Fetih Müjdesi ve İstanbul’un Manevi Değerleri

“Müjde var müminlere bin yılın ötesinden
Müjde var geleceğe âlemin habîbinden”

İstanbul, müstesna güzelliğe sahip bir dünya şehridir. Fetihten sonra halkımızın “taşı-toprağı altın” dediği güzide bir beldedir İstanbul.  Marmara denizine sahip olması yanında Karadeniz ve Akdeniz’i birbirine bağlayan deniz yolu üzerinde kurulu bulunması nedeniyle günümüzde olduğu gibi geçmişte de çok önemli bir şehir olarak insanları cezbediyordu. 1453 yılına kadar İstanbul; Avarlar, Araplar (Emevîler-Abbâsîler), Avrupalılar ve Osmanlılar tarafından defalarca kuşatılıp fethedilmeye çalışılmıştır. Çevresinin sağlam ve yüksek surlarla çevrili olması ve Bizanslıların sahip olduğuRum ateşi, Kostantiniyye’ye yapılan fetih hareketlerini başarısız kılıyordu. Belli ki zamanı gelmemişti, belli ki Fatih’ini bekliyordu.

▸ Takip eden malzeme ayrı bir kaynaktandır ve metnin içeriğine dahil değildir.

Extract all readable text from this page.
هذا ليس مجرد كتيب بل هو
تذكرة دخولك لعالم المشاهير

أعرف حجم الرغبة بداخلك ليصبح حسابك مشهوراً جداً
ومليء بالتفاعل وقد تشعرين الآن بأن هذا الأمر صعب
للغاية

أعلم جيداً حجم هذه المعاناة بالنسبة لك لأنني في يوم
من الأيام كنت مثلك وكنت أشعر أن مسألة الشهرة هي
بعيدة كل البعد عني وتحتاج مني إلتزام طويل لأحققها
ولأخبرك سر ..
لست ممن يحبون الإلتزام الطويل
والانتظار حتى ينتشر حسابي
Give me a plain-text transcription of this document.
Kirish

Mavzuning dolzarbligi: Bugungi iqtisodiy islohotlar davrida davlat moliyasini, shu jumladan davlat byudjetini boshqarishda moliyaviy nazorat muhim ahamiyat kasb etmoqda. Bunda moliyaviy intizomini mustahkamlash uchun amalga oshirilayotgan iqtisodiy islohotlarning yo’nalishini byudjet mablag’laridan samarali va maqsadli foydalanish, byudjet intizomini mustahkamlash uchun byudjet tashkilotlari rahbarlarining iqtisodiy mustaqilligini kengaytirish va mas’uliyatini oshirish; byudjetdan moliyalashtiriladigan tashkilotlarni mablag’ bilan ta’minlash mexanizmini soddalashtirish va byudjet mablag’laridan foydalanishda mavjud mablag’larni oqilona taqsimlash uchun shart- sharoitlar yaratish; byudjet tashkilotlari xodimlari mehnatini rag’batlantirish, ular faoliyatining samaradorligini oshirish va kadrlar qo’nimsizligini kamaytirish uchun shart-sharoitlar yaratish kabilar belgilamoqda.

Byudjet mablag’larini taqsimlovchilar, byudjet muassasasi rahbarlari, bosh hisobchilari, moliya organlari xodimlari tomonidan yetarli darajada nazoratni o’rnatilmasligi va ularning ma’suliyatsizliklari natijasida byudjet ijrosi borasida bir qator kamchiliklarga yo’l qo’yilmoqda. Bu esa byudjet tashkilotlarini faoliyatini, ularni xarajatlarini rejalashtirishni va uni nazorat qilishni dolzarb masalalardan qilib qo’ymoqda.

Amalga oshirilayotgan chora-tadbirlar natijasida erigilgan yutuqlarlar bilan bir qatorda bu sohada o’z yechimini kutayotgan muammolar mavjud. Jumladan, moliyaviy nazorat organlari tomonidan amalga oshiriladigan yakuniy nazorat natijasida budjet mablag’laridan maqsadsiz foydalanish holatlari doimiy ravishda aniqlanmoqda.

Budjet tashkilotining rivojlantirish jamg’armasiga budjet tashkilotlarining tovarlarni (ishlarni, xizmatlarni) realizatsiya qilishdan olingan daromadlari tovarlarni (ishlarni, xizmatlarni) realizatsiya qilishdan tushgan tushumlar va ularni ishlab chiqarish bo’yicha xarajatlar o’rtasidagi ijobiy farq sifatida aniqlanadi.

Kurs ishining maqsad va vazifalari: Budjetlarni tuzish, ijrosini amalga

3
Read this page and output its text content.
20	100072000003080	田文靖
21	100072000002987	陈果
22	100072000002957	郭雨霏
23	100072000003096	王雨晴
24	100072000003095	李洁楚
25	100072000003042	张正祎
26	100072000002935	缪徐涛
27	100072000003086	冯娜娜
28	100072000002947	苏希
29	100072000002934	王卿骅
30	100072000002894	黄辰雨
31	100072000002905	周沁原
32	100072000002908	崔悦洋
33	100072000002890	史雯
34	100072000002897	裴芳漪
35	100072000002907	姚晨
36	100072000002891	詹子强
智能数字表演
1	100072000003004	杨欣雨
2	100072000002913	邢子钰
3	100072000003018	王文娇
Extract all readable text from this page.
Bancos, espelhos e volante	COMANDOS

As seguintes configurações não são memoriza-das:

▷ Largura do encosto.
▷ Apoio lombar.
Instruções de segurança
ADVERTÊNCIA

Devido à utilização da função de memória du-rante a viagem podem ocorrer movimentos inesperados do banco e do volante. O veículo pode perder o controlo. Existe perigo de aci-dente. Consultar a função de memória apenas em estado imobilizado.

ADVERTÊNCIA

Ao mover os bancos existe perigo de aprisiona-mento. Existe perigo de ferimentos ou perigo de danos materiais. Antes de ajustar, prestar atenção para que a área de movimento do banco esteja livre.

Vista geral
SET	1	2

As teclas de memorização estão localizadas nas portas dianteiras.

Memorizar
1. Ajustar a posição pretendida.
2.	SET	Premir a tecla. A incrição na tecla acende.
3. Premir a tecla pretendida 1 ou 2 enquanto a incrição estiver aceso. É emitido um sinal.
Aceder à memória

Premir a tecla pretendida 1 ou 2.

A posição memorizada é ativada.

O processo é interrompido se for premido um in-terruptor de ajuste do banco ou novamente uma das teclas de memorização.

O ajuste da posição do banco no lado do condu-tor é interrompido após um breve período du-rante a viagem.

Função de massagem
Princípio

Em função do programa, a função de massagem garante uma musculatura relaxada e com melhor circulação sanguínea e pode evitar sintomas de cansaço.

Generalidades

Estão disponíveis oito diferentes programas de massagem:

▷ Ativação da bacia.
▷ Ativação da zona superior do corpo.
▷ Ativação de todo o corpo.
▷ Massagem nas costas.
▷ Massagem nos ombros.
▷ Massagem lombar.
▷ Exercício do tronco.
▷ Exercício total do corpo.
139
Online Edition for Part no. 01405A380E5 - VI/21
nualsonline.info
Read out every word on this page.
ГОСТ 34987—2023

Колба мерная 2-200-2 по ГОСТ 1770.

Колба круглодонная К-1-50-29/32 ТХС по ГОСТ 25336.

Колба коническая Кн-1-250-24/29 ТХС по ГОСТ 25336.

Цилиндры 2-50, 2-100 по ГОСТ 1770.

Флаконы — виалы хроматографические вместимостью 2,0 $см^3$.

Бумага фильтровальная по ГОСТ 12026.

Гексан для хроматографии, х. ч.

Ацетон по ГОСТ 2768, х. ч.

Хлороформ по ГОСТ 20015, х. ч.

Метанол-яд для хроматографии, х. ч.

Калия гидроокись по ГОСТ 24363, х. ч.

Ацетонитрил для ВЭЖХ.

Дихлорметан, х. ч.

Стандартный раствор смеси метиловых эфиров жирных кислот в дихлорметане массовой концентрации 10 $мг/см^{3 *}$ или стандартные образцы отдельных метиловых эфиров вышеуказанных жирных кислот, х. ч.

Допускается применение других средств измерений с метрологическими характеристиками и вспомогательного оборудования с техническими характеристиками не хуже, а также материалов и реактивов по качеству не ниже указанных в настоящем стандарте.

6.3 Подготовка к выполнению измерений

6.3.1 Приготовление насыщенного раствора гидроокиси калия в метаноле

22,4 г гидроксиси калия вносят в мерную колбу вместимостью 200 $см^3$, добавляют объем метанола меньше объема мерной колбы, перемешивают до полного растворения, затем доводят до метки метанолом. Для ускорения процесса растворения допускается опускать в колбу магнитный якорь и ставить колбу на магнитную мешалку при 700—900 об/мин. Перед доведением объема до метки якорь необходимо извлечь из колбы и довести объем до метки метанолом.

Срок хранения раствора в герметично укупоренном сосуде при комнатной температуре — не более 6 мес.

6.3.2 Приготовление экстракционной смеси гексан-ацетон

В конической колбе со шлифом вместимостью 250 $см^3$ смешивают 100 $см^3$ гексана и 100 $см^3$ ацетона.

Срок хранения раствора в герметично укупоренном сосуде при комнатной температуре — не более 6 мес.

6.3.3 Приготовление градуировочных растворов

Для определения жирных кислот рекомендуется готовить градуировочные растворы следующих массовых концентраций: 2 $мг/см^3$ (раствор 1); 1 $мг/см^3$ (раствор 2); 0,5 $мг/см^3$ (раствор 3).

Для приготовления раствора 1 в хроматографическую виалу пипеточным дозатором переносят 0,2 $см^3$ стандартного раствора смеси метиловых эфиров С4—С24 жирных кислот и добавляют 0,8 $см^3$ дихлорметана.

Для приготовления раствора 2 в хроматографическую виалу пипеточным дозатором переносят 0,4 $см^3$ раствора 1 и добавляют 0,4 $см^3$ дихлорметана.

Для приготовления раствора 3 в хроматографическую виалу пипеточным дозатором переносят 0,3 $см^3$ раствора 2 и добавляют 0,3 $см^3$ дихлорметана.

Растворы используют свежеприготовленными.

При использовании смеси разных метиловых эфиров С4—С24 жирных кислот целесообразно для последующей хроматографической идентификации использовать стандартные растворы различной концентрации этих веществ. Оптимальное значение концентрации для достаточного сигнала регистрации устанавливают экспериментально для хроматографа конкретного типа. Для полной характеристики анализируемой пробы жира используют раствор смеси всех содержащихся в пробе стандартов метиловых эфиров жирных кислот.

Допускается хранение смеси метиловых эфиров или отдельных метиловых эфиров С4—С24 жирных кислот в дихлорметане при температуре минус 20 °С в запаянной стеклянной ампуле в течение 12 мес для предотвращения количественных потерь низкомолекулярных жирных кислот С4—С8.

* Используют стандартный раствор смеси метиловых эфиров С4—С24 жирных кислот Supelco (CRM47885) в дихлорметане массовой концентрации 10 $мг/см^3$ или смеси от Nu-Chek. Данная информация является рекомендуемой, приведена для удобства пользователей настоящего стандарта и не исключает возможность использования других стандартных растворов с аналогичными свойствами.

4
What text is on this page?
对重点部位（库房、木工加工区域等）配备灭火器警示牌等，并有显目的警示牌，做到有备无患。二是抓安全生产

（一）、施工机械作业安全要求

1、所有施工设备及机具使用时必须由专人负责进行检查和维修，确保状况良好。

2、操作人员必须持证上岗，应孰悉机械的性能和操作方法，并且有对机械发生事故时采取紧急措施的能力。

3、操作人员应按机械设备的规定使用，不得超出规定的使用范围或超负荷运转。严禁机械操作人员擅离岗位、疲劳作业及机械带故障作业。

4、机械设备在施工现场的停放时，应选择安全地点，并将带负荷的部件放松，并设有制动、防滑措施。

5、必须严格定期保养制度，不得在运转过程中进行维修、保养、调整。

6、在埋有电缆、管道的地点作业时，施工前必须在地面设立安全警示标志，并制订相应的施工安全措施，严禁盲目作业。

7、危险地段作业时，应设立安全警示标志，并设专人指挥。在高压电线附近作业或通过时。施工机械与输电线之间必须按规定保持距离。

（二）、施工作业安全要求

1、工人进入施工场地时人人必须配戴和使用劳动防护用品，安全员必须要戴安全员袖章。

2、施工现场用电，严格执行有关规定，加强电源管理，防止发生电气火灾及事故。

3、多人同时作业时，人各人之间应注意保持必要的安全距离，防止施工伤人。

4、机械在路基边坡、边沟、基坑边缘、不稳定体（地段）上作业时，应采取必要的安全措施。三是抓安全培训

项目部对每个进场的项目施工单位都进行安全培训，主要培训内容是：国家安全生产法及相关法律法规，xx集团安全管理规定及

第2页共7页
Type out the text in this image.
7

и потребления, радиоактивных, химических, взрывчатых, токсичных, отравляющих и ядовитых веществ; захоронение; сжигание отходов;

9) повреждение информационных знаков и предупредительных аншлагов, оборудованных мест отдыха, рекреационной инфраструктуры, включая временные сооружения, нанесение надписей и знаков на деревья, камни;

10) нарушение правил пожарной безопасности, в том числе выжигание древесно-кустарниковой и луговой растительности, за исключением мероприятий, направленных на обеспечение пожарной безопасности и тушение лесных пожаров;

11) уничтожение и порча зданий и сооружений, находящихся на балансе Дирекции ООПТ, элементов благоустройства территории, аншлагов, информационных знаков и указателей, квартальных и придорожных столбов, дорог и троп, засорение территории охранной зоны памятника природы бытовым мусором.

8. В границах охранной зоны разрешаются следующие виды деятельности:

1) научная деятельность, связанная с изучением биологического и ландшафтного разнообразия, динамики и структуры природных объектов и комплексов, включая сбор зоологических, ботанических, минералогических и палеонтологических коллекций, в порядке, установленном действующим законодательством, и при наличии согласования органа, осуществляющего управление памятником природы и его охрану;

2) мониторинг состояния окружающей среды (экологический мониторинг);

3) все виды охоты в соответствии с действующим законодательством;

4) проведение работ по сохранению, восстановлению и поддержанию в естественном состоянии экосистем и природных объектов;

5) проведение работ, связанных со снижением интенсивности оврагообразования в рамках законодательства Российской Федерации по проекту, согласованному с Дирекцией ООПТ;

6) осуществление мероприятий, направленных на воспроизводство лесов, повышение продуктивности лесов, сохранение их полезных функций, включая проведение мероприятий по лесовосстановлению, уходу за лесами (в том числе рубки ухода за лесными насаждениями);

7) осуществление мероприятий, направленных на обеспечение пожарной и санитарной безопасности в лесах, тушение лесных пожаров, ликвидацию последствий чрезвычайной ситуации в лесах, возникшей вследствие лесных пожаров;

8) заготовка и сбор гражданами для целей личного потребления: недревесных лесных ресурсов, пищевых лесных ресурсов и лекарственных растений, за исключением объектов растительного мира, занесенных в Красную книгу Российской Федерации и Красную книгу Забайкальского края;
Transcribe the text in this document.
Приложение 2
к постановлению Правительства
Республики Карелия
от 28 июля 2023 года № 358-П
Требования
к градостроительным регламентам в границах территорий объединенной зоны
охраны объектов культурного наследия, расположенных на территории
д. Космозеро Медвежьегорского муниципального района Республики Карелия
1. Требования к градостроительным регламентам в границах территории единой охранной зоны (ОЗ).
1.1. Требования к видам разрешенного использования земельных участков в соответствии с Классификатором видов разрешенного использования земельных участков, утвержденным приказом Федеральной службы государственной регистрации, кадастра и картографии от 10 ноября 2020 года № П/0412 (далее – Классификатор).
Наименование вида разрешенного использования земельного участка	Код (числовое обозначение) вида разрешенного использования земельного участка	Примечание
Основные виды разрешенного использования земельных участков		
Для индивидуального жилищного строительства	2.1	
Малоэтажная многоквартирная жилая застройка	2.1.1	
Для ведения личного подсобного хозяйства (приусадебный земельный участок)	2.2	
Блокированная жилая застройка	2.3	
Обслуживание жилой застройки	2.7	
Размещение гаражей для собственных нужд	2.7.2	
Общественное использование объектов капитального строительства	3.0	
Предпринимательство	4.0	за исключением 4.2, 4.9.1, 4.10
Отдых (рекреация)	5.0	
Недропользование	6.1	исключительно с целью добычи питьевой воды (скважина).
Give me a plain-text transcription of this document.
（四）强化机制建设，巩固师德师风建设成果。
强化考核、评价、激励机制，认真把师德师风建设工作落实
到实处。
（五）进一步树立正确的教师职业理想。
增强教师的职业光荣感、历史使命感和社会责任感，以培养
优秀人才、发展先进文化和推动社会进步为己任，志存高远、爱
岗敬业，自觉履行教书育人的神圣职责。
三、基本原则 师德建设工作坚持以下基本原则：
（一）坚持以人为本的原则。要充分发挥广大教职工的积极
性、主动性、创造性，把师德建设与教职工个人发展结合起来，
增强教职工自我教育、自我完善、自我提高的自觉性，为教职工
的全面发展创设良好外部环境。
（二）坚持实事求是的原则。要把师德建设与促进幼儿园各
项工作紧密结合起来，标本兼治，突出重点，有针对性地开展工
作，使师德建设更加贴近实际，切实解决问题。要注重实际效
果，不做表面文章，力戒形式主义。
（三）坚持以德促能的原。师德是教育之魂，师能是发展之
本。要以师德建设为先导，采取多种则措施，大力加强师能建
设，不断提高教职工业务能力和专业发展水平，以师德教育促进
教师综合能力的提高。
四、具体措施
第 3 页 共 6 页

Kutlu fetih müjdesi, Gazi II. Murad Hân Hazretleri’nin yüreğini kor gibi yakıyordu. Bu aşka vâsıl olmak onun en büyük sevdasıydı. Âlemlere rahmet olarak gönderilen Hz. Muhammed Mustafa’nın müjdesine kim nail olmak istemezdi ki? Büyük Hünkâr sabah namazını eda ettikten sonra fetih için Allah’a yalvarıyordu. Tam bu esnada hizmetkârlardan biri heyecanla içeri girdi: “Hünkârım! Gözünüz aydın olsun, bir oğlunuz oldu.” dedi. Bu habere ziyadesiyle memnun olan genç padişah, ellerini semaya kaldırarak “Elhamdulillah… Ravza-i Murad’da bir gül-i Muhammed açtı.” diyerek Allah’a şükretti, ismini Mehmed koydu.

Kostantiniyye’yi fethetme arzusu, yüreğini derin derin yakarken, bu durumu şeyhi Hacı Bayram-ı Veli’ye açan II. Murat Hân, şeyhinin cevabı ile ayrı bir heyecana kapıldı. Şeyh, kundakta uyuyan Mehmed’i (Sultan Fatih) gösterip;“Hünkârım, fetih size değil mahdûmunuz Mehmed’e nasib olacak.” dedi. Artık Murad Hân’ın arzusu oğlunu bir an önce tahta çıkarmak şeklinde tecelli ediyordu. Resûlullah’ın; “Kostantiniyye muhakkak fetholunacaktır. Onu fetheden kumandan ne güzel kumandan, onu fetheden asker ne güzel askerdir.” (Ahmed b. Hanbel, Müsned IV, 335) methine ve müjdesine Allah’ın izniyle oğlu vasıl olacaktı. Öyle de oldu. Genç Sultan, İstanbul’u fethettiğinde yirmi bir yaşında idi. Kendisine bu tarihten sonra “Fatih” ünvanı verildi.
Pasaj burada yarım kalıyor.